Using Azure PowerShell

Azure PowerShell also offers cmdlets for access control management:

# Assign an RBAC role
New-AzRoleAssignment -ObjectId (Get-AzADUser -UserPrincipalName "user@example.com").Id -RoleDefinitionName "Storage Blob Data Contributor" -Scope "/subscriptions/{subId}/resourceGroups/{rgName}/providers/Microsoft.Storage/storageAccounts/{accountName}"

# Set ACLs for a directory (using Storage module)
Set-AzDataLakeGen2ItemAclObject -FileSystem "mycontainer" -Path "my/directory" -Ace "user::rwx,group::rwx,other::rx" -Context $ctx

# Set ACLs for a file (using Storage module)
Set-AzDataLakeGen2ItemAclObject -FileSystem "mycontainer" -Path "my/file.txt" -Ace "user::rw,group::r,other::-" -Context $ctx

Using SDKs

Programmatic management of access control is possible using Azure SDKs for various languages (Python, Java, .NET, Node.js). Refer to the respective SDK documentation for specific methods.

ACL Inheritance and Propagation

When you create a new file or directory, it inherits ACLs from its parent directory. You can control this behavior:

  • Default ACLs: These are associated with directories and are used to grant permissions to newly created child items.
  • Access ACLs: These are the effective permissions on a file or directory.

ACLs can be recursively set or modified for entire directory trees, which is crucial for managing large datasets.

Tip: For optimal performance and management, it's recommended to set default ACLs on parent directories and let them propagate to newly created items.
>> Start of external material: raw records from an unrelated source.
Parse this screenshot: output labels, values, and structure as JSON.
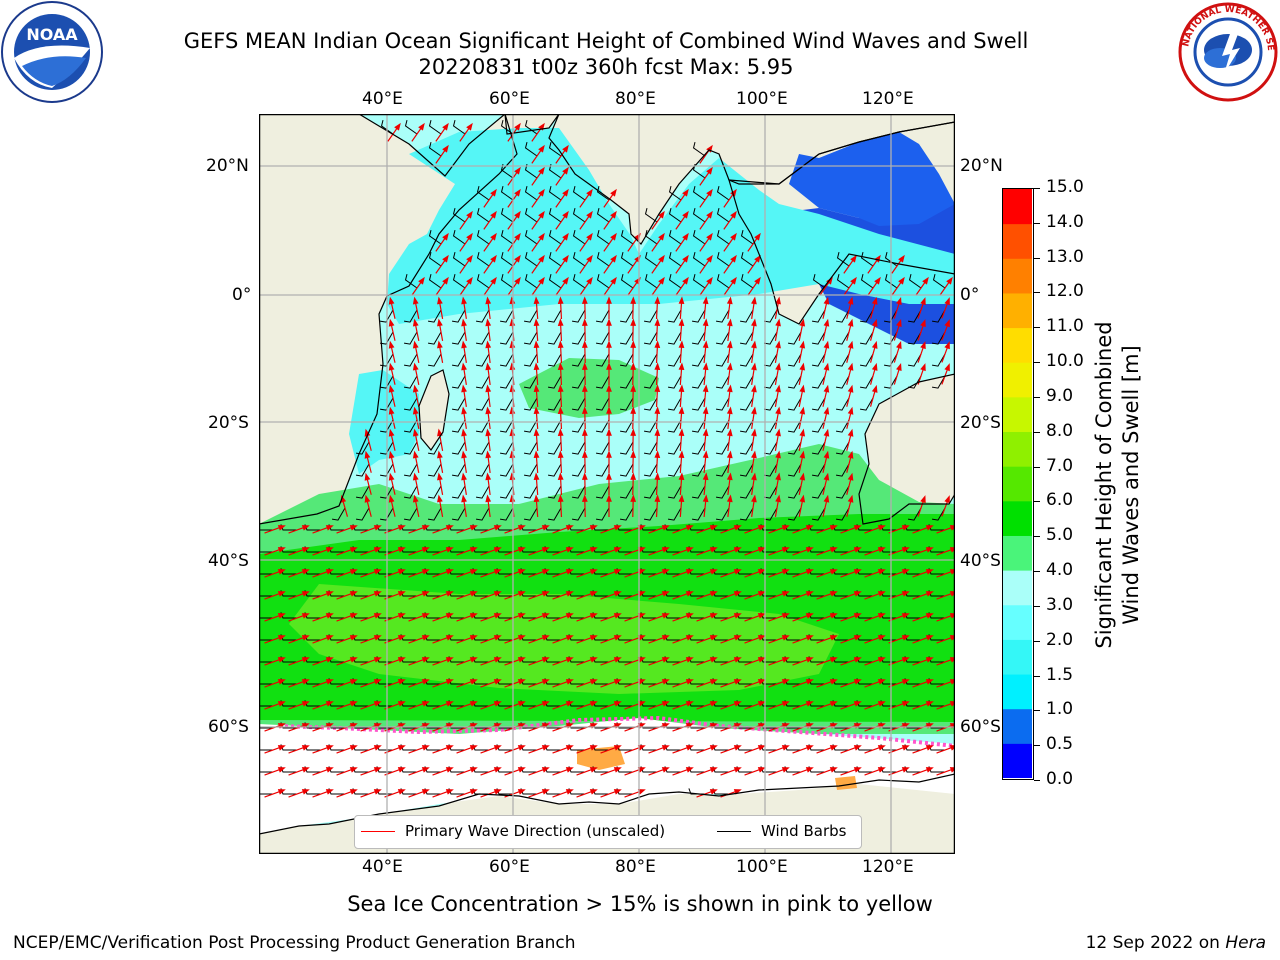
{
  "header": {
    "title_line1": "GEFS MEAN Indian Ocean Significant Height of Combined Wind Waves and Swell",
    "title_line2": "20220831 t00z 360h fcst   Max: 5.95"
  },
  "logos": {
    "left": {
      "icon": "noaa-logo",
      "text": "NOAA"
    },
    "right": {
      "icon": "nws-logo",
      "text": "NATIONAL WEATHER SERVICE"
    }
  },
  "map": {
    "lon_ticks": [
      "40°E",
      "60°E",
      "80°E",
      "100°E",
      "120°E"
    ],
    "lat_ticks": [
      "20°N",
      "0°",
      "20°S",
      "40°S",
      "60°S"
    ],
    "land_color": "#efefdf",
    "ice_colors": [
      "#ff55cc",
      "#ffaa44",
      "#ffe066"
    ]
  },
  "legend": {
    "items": [
      {
        "label": "Primary Wave Direction (unscaled)",
        "color": "#ff0000"
      },
      {
        "label": "Wind Barbs",
        "color": "#000000"
      }
    ]
  },
  "colorbar": {
    "label_line1": "Significant Height of Combined",
    "label_line2": "Wind Waves and Swell [m]",
    "ticks": [
      "0.0",
      "0.5",
      "1.0",
      "1.5",
      "2.0",
      "3.0",
      "4.0",
      "5.0",
      "6.0",
      "7.0",
      "8.0",
      "9.0",
      "10.0",
      "11.0",
      "12.0",
      "13.0",
      "14.0",
      "15.0"
    ],
    "colors": [
      "#0000ff",
      "#0b6cf0",
      "#00f0ff",
      "#34f7f7",
      "#66ffff",
      "#aafff9",
      "#4af47a",
      "#00e000",
      "#55e800",
      "#8ff000",
      "#c7f700",
      "#f0f000",
      "#ffdd00",
      "#ffb000",
      "#ff8000",
      "#ff5000",
      "#ff0000"
    ]
  },
  "footer": {
    "ice_note": "Sea Ice Concentration > 15% is shown in pink to yellow",
    "left": "NCEP/EMC/Verification Post Processing Product Generation Branch",
    "right_date": "12 Sep 2022 on ",
    "right_host": "Hera"
  }
}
Best Practices for Access Control

  • Principle of Least Privilege: Grant users and service principals only the permissions they need to perform their tasks.
  • Use RBAC for Account-Level Management: Leverage RBAC for broad administrative permissions on storage accounts and containers.
  • Use ACLs for Fine-Grained Control: Employ ACLs for granular permissions on files and directories within containers.
  • Leverage Service Principals: Use service principals for applications and services that need to access Data Lake Storage Gen2.
  • Regularly Audit Permissions: Periodically review and audit access control settings to ensure security.
  • Understand Default ACLs: Configure default ACLs to streamline permission management for new data.